If $p$ and $q$ are intercepts on the axes by any tangent line on the curve $\sqrt{\frac{x}{a}}+\sqrt{\frac{y}{b}}=1$, then show that $\frac{p}{a}+\frac{q}{b}=1$

Answer 1

The given curve is $\sqrt{\frac{x}{a}}+\sqrt{\frac{y}{b}}=1$

Now, at any point $(h,k)$ on this curve, the slope of the tangent is

$\frac{1}{2\sqrt{ax}}+\frac{1}{2\sqrt{by}}\frac{dy}{dx}=0$

$\therefore \frac{dy}{dx}{|}_{(h,k)}=-\sqrt{\frac{bk}{ah}}$

Hence, equation of tangent through $(h,k)$ is

$y=-\sqrt{\frac{bk}{ah}}x+c$ (where $c$ is a constant)

$\therefore k=-\sqrt{\frac{bk}{ah}}h+c$ (as it passes through $(h,k)$)

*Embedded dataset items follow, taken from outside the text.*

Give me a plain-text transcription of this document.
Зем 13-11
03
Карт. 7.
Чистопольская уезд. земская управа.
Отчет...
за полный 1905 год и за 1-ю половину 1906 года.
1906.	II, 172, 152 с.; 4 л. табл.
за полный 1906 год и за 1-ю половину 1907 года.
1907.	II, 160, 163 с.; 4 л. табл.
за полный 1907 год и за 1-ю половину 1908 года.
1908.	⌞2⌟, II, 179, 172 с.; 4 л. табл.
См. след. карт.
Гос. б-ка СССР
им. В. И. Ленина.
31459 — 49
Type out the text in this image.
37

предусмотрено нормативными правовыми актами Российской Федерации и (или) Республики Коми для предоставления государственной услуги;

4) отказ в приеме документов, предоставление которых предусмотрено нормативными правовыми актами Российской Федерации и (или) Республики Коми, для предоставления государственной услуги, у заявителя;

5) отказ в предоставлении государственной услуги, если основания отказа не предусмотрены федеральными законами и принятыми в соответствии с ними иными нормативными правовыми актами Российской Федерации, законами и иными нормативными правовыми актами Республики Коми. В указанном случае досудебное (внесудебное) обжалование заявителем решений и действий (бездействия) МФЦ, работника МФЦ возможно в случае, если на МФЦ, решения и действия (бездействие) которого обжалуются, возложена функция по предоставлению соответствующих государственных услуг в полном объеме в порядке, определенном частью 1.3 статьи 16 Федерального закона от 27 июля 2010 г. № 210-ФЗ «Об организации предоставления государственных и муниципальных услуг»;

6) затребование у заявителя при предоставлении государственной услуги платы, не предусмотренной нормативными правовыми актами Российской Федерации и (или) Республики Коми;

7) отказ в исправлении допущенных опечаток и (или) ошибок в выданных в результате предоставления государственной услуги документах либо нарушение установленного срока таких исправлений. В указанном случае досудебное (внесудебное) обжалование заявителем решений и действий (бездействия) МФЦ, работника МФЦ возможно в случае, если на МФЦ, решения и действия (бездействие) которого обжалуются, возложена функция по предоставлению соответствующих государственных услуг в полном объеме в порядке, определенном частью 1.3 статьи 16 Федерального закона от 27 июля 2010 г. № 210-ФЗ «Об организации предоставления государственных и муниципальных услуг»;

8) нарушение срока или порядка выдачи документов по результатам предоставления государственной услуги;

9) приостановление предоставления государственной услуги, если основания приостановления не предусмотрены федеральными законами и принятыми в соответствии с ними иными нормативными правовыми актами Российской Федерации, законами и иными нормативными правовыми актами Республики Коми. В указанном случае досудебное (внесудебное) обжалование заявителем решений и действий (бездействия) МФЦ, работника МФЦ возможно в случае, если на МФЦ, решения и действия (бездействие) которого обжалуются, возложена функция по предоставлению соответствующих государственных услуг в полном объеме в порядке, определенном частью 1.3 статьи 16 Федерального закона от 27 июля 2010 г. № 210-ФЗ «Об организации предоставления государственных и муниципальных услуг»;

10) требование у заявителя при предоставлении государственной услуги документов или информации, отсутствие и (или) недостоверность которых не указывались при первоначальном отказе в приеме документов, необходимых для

$\therefore c=k+\sqrt{\frac{bk}{ah}}h$

Now, x-intercept of tangent is $p$ hence,

$0=-\sqrt{\frac{bk}{ah}}p+k+\sqrt{\frac{bk}{ah}}h$

$\therefore p=\frac{k+\sqrt{\frac{bk}{ah}}h}{\sqrt{\frac{bk}{ah}}}$

Now, y-intercept of tangent is $q$ hence,

$q=k+\sqrt{\frac{bk}{ah}}h$

$⟹\frac{p}{a}+\frac{q}{b}=\frac{k}{a}\sqrt{\frac{ah}{bk}}+\frac{h}{a}+\frac{k}{b}+\sqrt{\frac{hk}{ab}}$

$=\sqrt{\frac{hk}{ab}}+\frac{h}{a}+\frac{k}{b}+\sqrt{\frac{hk}{ab}}$

$=\frac{h}{a}+2\sqrt{\frac{hk}{ab}}+\frac{k}{b}$

$={(\sqrt{\frac{h}{a}}+\sqrt{\frac{k}{b}})}^2$

$=1$ (from putting $(h,k)$ in equation of curve and squaring)

Hence, proved.